Era il 2018 e gli spazi di Palazzo da Mosto a Reggio Emilia ospitavano il lavoro di otto artiste, tutte donne, accumunate da una pratica artistica che prevede l’utilizzo di materiali spesso umili e tradizionalmente associati all’artigianato, il contatto con la materia e la presenza del corpo. La mostra La vita materiale, curata da Marina Dacci, partendo da una suggestione suscitata dalla antologica allora in corso a Palazzo Magnani su Jean Dubuffet, esplorava la dimensione del fare attraverso le opere di Chiara Camoni, Alice Cattaneo, Elena El Asmar, Serena Fineschi, Ludovica Gioscia, Loredana Longo, Claudia Losi e Sabrina Mezzaqui. A loro, a distanza di tre anni, in uno degli spazi espositivi più importanti di Bruxelles come la Centrale for contemporary art si sono unite altre quattro artiste Léa Beloussovitch, Gwendoline Robin, Lieve Van Stappen e Arlette Vermeiren.
Nella sua versione belga, curata dalla Dacci insieme alla collega Carine Fol, il progetto è stato ripreso e integrato dalla partecipazione delle quattro artiste belghe assumendo il titolo La vie matérielle (9 dicembre – 13 marzo 2022).
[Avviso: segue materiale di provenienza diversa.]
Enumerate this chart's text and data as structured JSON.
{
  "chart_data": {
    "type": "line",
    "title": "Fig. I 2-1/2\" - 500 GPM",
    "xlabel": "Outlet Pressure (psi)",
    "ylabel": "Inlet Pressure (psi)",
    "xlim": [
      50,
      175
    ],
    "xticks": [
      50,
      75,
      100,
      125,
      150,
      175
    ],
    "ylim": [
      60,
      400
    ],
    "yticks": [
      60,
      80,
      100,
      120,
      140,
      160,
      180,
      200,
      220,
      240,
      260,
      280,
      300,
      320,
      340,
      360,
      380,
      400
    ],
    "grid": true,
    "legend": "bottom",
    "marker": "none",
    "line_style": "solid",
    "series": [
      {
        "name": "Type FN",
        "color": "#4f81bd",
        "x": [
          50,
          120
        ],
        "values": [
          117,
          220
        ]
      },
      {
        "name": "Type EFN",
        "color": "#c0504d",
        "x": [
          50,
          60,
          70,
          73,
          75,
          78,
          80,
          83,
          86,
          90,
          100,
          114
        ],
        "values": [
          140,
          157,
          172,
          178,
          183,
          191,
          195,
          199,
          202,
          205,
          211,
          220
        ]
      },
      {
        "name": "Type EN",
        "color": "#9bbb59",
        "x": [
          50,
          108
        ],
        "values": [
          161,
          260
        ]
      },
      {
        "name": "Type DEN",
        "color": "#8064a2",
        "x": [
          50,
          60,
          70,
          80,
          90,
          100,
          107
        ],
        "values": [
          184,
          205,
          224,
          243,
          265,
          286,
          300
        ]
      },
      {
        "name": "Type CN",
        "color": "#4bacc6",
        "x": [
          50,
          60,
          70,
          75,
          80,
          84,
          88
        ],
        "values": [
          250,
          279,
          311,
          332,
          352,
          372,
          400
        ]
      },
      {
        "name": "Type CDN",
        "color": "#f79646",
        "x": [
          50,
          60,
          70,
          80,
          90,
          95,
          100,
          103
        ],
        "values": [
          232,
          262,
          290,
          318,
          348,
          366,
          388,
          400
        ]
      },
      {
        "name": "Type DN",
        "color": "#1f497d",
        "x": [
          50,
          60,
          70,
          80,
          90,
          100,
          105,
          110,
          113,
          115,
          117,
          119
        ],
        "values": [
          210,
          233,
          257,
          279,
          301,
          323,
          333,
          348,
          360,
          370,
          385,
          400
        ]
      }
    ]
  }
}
Una mostra nata dalla collaborazione tra Fondazione Fondazione Palazzo Magnani e la Centrale, iniziata con l’esposizione del lavoro di Sophie Whettnall ai Chiostri di San Pietro in occasione dell’ultima edizione di Fotografia Europea.
Il risultato del lavoro delle dodici artiste coinvolte è un dialogo costante e articolato tra la quotidianità ordinaria, in cui il corpo è un elemento cruciale e ricorrente anche se in diverse forme, e la vita interiore, intima, divisa tra le sue aspirazioni più profonde e la realtà.
La rigenerazione di oggetti e materiali, cari alle loro pratiche, diventa per le artiste coinvolte lo strumento per cercare e creare un “rifugio” per il ”sé” nel mondo. In mostra opere molto diverse tra loro per linguaggio – si va dall’assemblaggio al video passando per disegni, sculture e installazioni – danno vita a narrazioni provocatorie o interrogative, messe in scena fragili o energiche, mescolando i concetti di finito e di incompiuto, il sapere e il sentire. L’intento è quello di accompagnare lo spettatore in un viaggio sensoriale, soprattutto visivo e tattile, ed emotivo per conquistare nuove prospettive sul comune mondo materiale. Nuovi approcci che nella dimensione del fare, del costruire artigiano, fanno dell’arte mezzo e strumento per creare legame tra il corpo e il mondo interiore proprio a partire da quello esterno.